Since Freeman merely gave Dillin credit on a debt as consideration for his purchase, he was not a bona fide purchaser for value. He had notice of Hill's ownership by reason of the letter to Wunderlich, if he saw it prior to purchasing the ovens, a fact not clearly established by the evidence, and made no inquiry as to title . 50 Tex.Jur.2d, Sales, §§ 255 — 257. In any event, the evidence does not require a finding that Hill so vested the possession and apparent right to the ovens in Dillin as to estop him from claiming the property. He neither did anything with the intention of misleading Freeman nor was he guilty of negligence calculated to produce a deception. The only evidence of such negligent conduct is the letter to Wunderlich, which, viewed most favorably to appellant, might have been held as authorizing Dillin to sell the property as agent for Hill. This could not be construed as authorizing the agent to sell for his own benefit. This letter authorized Dillin to arrange a cash sale from Hill to a buyer. It will not support, much less require, a finding of apparent authority to sell. Hill had title to the property, and was entitled to the possession thereof, when he demanded it of Freeman. Seigal v. Warrick, 214 S.W.2d 883 (Tex.Civ.App., Amarillo 1948, writ ref., n.r.e.).

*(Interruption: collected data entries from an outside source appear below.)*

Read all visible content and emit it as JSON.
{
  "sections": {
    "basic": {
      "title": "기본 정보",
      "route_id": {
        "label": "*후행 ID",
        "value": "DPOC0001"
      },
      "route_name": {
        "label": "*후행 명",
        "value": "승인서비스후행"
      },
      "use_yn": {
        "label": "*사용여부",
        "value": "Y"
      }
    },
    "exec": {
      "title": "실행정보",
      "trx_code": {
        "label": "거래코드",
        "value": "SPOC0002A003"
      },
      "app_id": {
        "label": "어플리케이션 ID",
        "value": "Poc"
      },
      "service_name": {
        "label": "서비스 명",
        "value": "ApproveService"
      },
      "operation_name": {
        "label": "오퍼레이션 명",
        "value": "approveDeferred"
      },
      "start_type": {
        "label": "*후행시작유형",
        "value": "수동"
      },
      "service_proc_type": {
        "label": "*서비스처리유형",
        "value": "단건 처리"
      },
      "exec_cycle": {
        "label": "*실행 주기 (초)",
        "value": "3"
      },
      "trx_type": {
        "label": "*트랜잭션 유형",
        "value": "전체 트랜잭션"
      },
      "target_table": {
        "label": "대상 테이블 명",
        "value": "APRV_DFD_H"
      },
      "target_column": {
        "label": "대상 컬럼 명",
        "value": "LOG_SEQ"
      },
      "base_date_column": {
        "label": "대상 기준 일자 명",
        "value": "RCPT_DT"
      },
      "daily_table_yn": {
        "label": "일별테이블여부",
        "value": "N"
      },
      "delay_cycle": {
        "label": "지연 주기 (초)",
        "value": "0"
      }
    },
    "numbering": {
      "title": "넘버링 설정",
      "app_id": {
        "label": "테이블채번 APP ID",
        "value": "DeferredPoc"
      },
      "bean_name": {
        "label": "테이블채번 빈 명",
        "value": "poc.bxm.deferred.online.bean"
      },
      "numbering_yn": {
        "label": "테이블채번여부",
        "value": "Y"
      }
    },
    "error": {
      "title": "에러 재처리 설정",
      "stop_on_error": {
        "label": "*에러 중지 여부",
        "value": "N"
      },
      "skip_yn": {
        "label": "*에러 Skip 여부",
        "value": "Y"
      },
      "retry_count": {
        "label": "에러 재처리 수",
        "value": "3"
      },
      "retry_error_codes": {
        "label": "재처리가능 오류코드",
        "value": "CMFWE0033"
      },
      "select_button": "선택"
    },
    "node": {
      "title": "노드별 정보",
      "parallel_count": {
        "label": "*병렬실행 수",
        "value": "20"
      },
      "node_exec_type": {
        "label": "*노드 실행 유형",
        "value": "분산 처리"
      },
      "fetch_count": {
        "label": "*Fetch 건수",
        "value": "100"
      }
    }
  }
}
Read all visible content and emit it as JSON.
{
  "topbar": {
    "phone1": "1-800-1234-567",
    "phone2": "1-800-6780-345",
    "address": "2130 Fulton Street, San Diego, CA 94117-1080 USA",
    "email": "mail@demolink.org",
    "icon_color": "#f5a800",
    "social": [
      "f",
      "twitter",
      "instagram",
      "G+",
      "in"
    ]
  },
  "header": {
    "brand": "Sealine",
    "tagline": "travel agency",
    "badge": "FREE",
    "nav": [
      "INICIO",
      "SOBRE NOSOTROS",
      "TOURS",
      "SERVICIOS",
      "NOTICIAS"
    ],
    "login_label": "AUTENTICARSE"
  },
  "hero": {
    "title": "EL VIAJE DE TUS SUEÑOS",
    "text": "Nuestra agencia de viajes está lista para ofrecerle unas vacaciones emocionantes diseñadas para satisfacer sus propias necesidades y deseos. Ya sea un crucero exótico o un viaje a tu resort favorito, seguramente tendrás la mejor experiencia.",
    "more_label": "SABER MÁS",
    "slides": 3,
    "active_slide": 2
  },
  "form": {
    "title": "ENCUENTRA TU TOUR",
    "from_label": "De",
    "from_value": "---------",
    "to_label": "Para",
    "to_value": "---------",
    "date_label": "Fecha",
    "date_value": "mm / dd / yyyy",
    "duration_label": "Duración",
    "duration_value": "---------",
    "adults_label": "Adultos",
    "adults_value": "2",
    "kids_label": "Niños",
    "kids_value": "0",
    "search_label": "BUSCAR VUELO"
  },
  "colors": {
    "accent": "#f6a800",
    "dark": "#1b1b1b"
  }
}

We have carefully reviewed the testimony concerning the market price of the ovens. The testimony of Hill was admissible and supports the finding of the trial court. Other testimony in the record does not so preponderate as to make the finding of the trial court clearly wrong. Lewis v. Miller, 336 S.W.2d 240 (Tex.Civ.App., San Antonio 1960, no writ hist.); McCormick and Ray, Texas Law of Evidence, Vol. 2, § 1422, p. 259.
There is no evidence requiring a conclusion that appellee violated, or contemplated violating, any provision of his mortgage with Frost National Bank. The measure of damages applied by the trial court was correct. 14 Tex.Jur.2d, Conversion, § 26, pages 30 — 32.
The judgment of the Trial Court is affirmed.